Seus esforços não foram em vão: as marcas da velhice em Hawke já mostravam uma mudança visível.
“Está bem.”
Hawke demonstrou alegria.
Qidu também percebeu o efeito da remoção e relaxou o corpo tenso.
“Não se alegrem antes da hora.”
Aresel, com um olhar indiferente e voz rouca, disse: “Se minha ‘fome do Repulsivo’ não conseguir digerir esses ressentimentos pós-morte...”
Hawke e Qidu ouviram, e seus olhos ficaram mais sérios.
O resultado nem precisava ser explicado.
Aresel, com esforço, levantou-se, foi até a coluna vermelha e sentou-se encostado, fechando os olhos para descansar.
Hawke sugeriu que Aresel fosse descansar nos quartos, mas recebeu apenas uma recusa fria.
Até que o “resultado da digestão” saísse, Hawke e os outros só podiam esperar ao lado.
O tempo passava lentamente.
A noite caiu.
O salão estava iluminado por uma luz suave.
Hawke, Qidu e Moyu estavam sentados no chão, observando Aresel de olhos fechados.
Ninguém falava, e o silêncio era absoluto.
“Hmm?”
De repente, Qidu exclamou em surpresa.
“O que houve?”
Hawke e Moyu imediatamente olharam para Qidu, enquanto Aresel permanecia imóvel, como um monge em meditação.
Qidu olhou para fora, para a noite além da porta, e disse com a testa franzida: “Os fios de energia que deixei na floresta foram dispersos.”
“O que exatamente aconteceu?”
Após ter sido corrigido por Qidu da última vez, Hawke agora era menos otimista e apenas pediu explicações.
Antes, ele teria sugerido primeiro que “talvez tenha sido um animal que tocou sem querer”.
“Não sei ao certo, mas... pelo menos onze fios desapareceram ao mesmo tempo.”

Enquanto falava, Qidu levantou-se do chão.
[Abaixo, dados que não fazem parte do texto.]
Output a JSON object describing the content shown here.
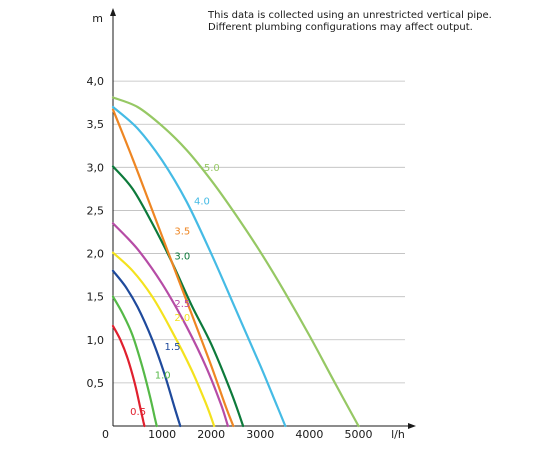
{
  "annotation": {
    "line1": "This data is collected using an unrestricted vertical pipe.",
    "line2": "Different plumbing configurations may affect output."
  },
  "chart_data": {
    "type": "line",
    "title": "",
    "xlabel": "l/h",
    "ylabel": "m",
    "xlim": [
      0,
      6000
    ],
    "ylim": [
      0,
      4.5
    ],
    "xticks": [
      0,
      1000,
      2000,
      3000,
      4000,
      5000
    ],
    "xtick_labels": [
      "0",
      "1000",
      "2000",
      "3000",
      "4000",
      "5000"
    ],
    "yticks": [
      0.5,
      1.0,
      1.5,
      2.0,
      2.5,
      3.0,
      3.5,
      4.0
    ],
    "ytick_labels": [
      "0,5",
      "1,0",
      "1,5",
      "2,0",
      "2,5",
      "3,0",
      "3,5",
      "4,0"
    ],
    "grid": "horizontal",
    "legend": "inline labels on curves",
    "series": [
      {
        "name": "0.5",
        "color": "#e0202e",
        "x": [
          0,
          150,
          300,
          450,
          560,
          620,
          640
        ],
        "y": [
          1.16,
          1.0,
          0.78,
          0.48,
          0.2,
          0.05,
          0
        ]
      },
      {
        "name": "1.0",
        "color": "#55b947",
        "x": [
          0,
          200,
          400,
          600,
          750,
          850,
          890
        ],
        "y": [
          1.5,
          1.3,
          1.05,
          0.68,
          0.35,
          0.1,
          0
        ]
      },
      {
        "name": "1.5",
        "color": "#1f4a9c",
        "x": [
          0,
          250,
          500,
          800,
          1050,
          1250,
          1370
        ],
        "y": [
          1.8,
          1.62,
          1.38,
          1.0,
          0.6,
          0.22,
          0
        ]
      },
      {
        "name": "2.0",
        "color": "#f4e21e",
        "x": [
          0,
          400,
          800,
          1200,
          1600,
          1900,
          2060
        ],
        "y": [
          2.01,
          1.8,
          1.5,
          1.1,
          0.65,
          0.25,
          0
        ]
      },
      {
        "name": "2.5",
        "color": "#b64ca6",
        "x": [
          0,
          500,
          1000,
          1500,
          1900,
          2200,
          2340
        ],
        "y": [
          2.35,
          2.05,
          1.65,
          1.15,
          0.68,
          0.25,
          0
        ]
      },
      {
        "name": "3.0",
        "color": "#0d7a3b",
        "x": [
          0,
          400,
          800,
          1200,
          1600,
          2000,
          2400,
          2650
        ],
        "y": [
          3.01,
          2.75,
          2.35,
          1.9,
          1.4,
          0.95,
          0.4,
          0
        ]
      },
      {
        "name": "3.5",
        "color": "#ee8623",
        "x": [
          0,
          400,
          800,
          1200,
          1600,
          2000,
          2300,
          2450
        ],
        "y": [
          3.67,
          3.1,
          2.5,
          1.9,
          1.3,
          0.7,
          0.22,
          0
        ]
      },
      {
        "name": "4.0",
        "color": "#45bbe5",
        "x": [
          0,
          500,
          1000,
          1500,
          2000,
          2500,
          3000,
          3350,
          3510
        ],
        "y": [
          3.7,
          3.45,
          3.08,
          2.6,
          2.0,
          1.35,
          0.7,
          0.22,
          0
        ]
      },
      {
        "name": "5.0",
        "color": "#96c864",
        "x": [
          0,
          500,
          1000,
          1500,
          2000,
          2500,
          3000,
          3500,
          4000,
          4500,
          5000
        ],
        "y": [
          3.81,
          3.7,
          3.48,
          3.2,
          2.85,
          2.45,
          2.02,
          1.55,
          1.05,
          0.52,
          0
        ]
      }
    ],
    "curve_labels": [
      {
        "text": "0.5",
        "x": 350,
        "y": 0.13,
        "color": "#e0202e"
      },
      {
        "text": "1.0",
        "x": 850,
        "y": 0.55,
        "color": "#55b947"
      },
      {
        "text": "1.5",
        "x": 1050,
        "y": 0.88,
        "color": "#1f4a9c"
      },
      {
        "text": "2.0",
        "x": 1250,
        "y": 1.22,
        "color": "#f4e21e"
      },
      {
        "text": "2.5",
        "x": 1250,
        "y": 1.38,
        "color": "#b64ca6"
      },
      {
        "text": "3.0",
        "x": 1250,
        "y": 1.93,
        "color": "#0d7a3b"
      },
      {
        "text": "3.5",
        "x": 1250,
        "y": 2.22,
        "color": "#ee8623"
      },
      {
        "text": "4.0",
        "x": 1650,
        "y": 2.57,
        "color": "#45bbe5"
      },
      {
        "text": "5.0",
        "x": 1850,
        "y": 2.96,
        "color": "#96c864"
      }
    ]
  }
}
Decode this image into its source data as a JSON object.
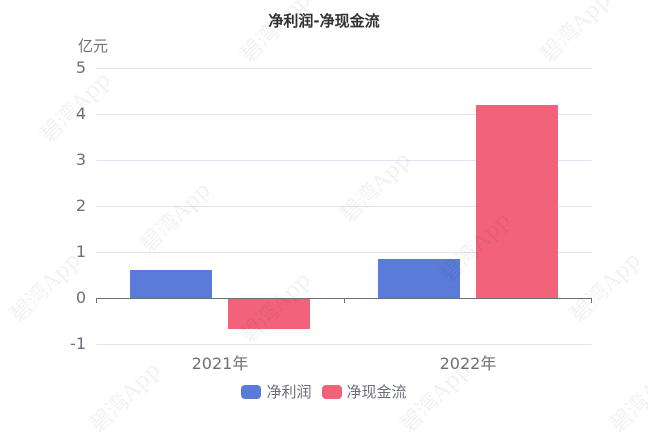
{
  "chart_data": {
    "type": "bar",
    "title": "净利润-净现金流",
    "ylabel": "亿元",
    "xlabel": "",
    "categories": [
      "2021年",
      "2022年"
    ],
    "series": [
      {
        "name": "净利润",
        "color": "#5b7bd8",
        "values": [
          0.61,
          0.85
        ]
      },
      {
        "name": "净现金流",
        "color": "#f2627b",
        "values": [
          -0.67,
          4.2
        ]
      }
    ],
    "ylim": [
      -1,
      5
    ],
    "yticks": [
      "5",
      "4",
      "3",
      "2",
      "1",
      "0",
      "-1"
    ],
    "grid": true,
    "legend_position": "bottom"
  },
  "watermark": "碧湾App"
}
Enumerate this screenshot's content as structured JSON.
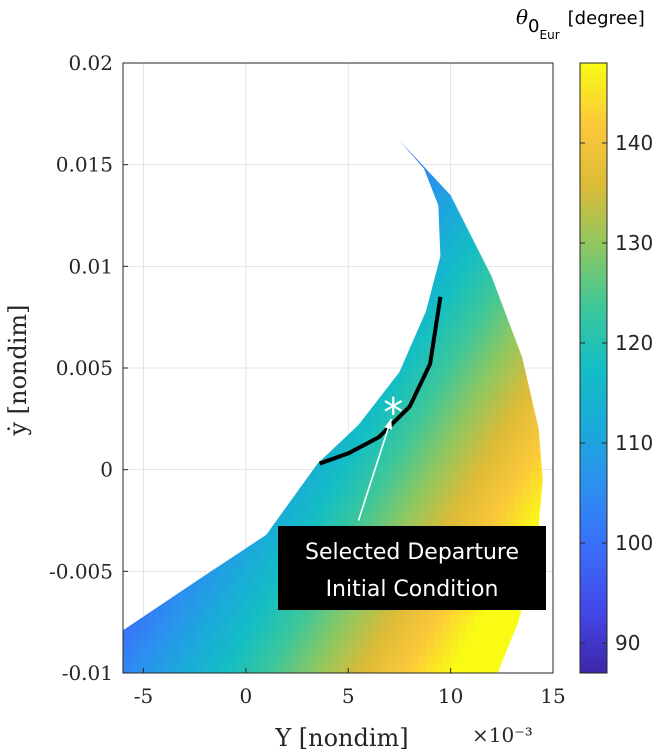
{
  "chart_data": {
    "type": "scatter",
    "title": "",
    "xlabel": "Y [nondim]",
    "x_exponent": "×10⁻³",
    "ylabel": "ẏ [nondim]",
    "xlim": [
      -6,
      15
    ],
    "ylim": [
      -0.01,
      0.02
    ],
    "x_ticks": [
      -5,
      0,
      5,
      10,
      15
    ],
    "x_tick_labels": [
      "-5",
      "0",
      "5",
      "10",
      "15"
    ],
    "y_ticks": [
      -0.01,
      -0.005,
      0,
      0.005,
      0.01,
      0.015,
      0.02
    ],
    "y_tick_labels": [
      "-0.01",
      "-0.005",
      "0",
      "0.005",
      "0.01",
      "0.015",
      "0.02"
    ],
    "grid": true,
    "colorbar": {
      "title_symbol": "θ",
      "title_subscript": "0",
      "title_subsubscript": "Eur",
      "title_unit": "[degree]",
      "range": [
        87,
        148
      ],
      "ticks": [
        90,
        100,
        110,
        120,
        130,
        140
      ],
      "tick_labels": [
        "90",
        "100",
        "110",
        "120",
        "130",
        "140"
      ]
    },
    "region": {
      "description_in_data_units": "feasible departure region",
      "upper_edge": [
        [
          -6,
          -0.0079
        ],
        [
          -2,
          -0.0052
        ],
        [
          1,
          -0.0032
        ],
        [
          3.5,
          0.0003
        ],
        [
          5.5,
          0.0022
        ],
        [
          7.5,
          0.0048
        ],
        [
          8.8,
          0.0078
        ],
        [
          9.5,
          0.0105
        ],
        [
          9.4,
          0.013
        ],
        [
          8.7,
          0.0148
        ],
        [
          7.5,
          0.0162
        ]
      ],
      "lower_edge": [
        [
          7.5,
          0.0162
        ],
        [
          10,
          0.0135
        ],
        [
          12,
          0.0095
        ],
        [
          13.5,
          0.0055
        ],
        [
          14.3,
          0.002
        ],
        [
          14.5,
          -0.0005
        ],
        [
          14.2,
          -0.004
        ],
        [
          13.3,
          -0.0075
        ],
        [
          12.3,
          -0.01
        ],
        [
          -6,
          -0.01
        ]
      ]
    },
    "selected_curve": [
      [
        3.6,
        0.0003
      ],
      [
        5,
        0.0008
      ],
      [
        6.5,
        0.0016
      ],
      [
        8,
        0.0031
      ],
      [
        9,
        0.0052
      ],
      [
        9.5,
        0.0085
      ]
    ],
    "selected_point": {
      "x": 7.2,
      "y": 0.0032
    },
    "annotation": {
      "lines": [
        "Selected Departure",
        "Initial Condition"
      ],
      "arrow_from": [
        5.5,
        -0.0025
      ],
      "arrow_to": [
        7.1,
        0.0025
      ]
    }
  }
}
Os fios de energia, de presença fraca, serviam apenas como alerta, não fornecendo muita informação.
“Vou verificar.”
Qidu preparou-se para ir ao local.
Hawke, ao ouvir, levantou-se instintivamente para acompanhá-la.
Ela olhou para ele e, sem cerimônia, disse: “O que você pode fazer nesse estado?”
“...”
Hawke ficou sem palavras, depois sorriu de forma resignada.
“Qidu, vou com você.”
Moyu também se levantou, querendo ir junto para investigar.
“Não.”
Qidu recusou Moyu sem sequer pensar, dizendo calmamente: “Fique aqui para cuidar de Hawke e do senhor Aresel.”
Terminando, saiu do salão sem esperar resposta de Moyu.
Vendo Qidu desaparecer na escuridão, Moyu e Hawke trocaram olhares e ficaram em silêncio.
Pouco depois,
Moyu disse de repente: “Vou à cozinha preparar algo para comer.”
“Está bem.”
Hawke assentiu.
Do outro lado,
Qidu saiu do templo e dirigiu-se à floresta.
Ela observou a floresta escura com olhar sério.
“O cenário que menos queria ver... acabou acontecendo.”
Os fios de energia forneciam pouca informação, mas, juntando tudo, chegava-se a uma conclusão.
Os seres que dispersaram os fios eram pelo menos dez, e pelas áreas onde os fios foram dispersos posteriormente, era provável que vinham em direção ao templo.
Já podia confirmar que eram invasores...
E provavelmente aqueles que herdaram a vontade da antiga equipe Qinglin e vinham atrás do objeto pós-morte.
Diante do ocorrido,
Qidu não perderia tempo culpando Hawke, atitude inútil; seu foco era buscar soluções.
“Registro de Diagnóstico”
Com a energia das mãos, Qidu fez aparecer um registro fino e uma caneta de aço.
No instante em que ativou sua habilidade, sua visão tornou-se extraordinariamente aguçada.
Na floresta,
Uma equipe armada de cerca de vinte pessoas avançava em formação organizada entre as árvores.
E atrás deles—
Estavam quatro usuários de energia, liderados por Kenan.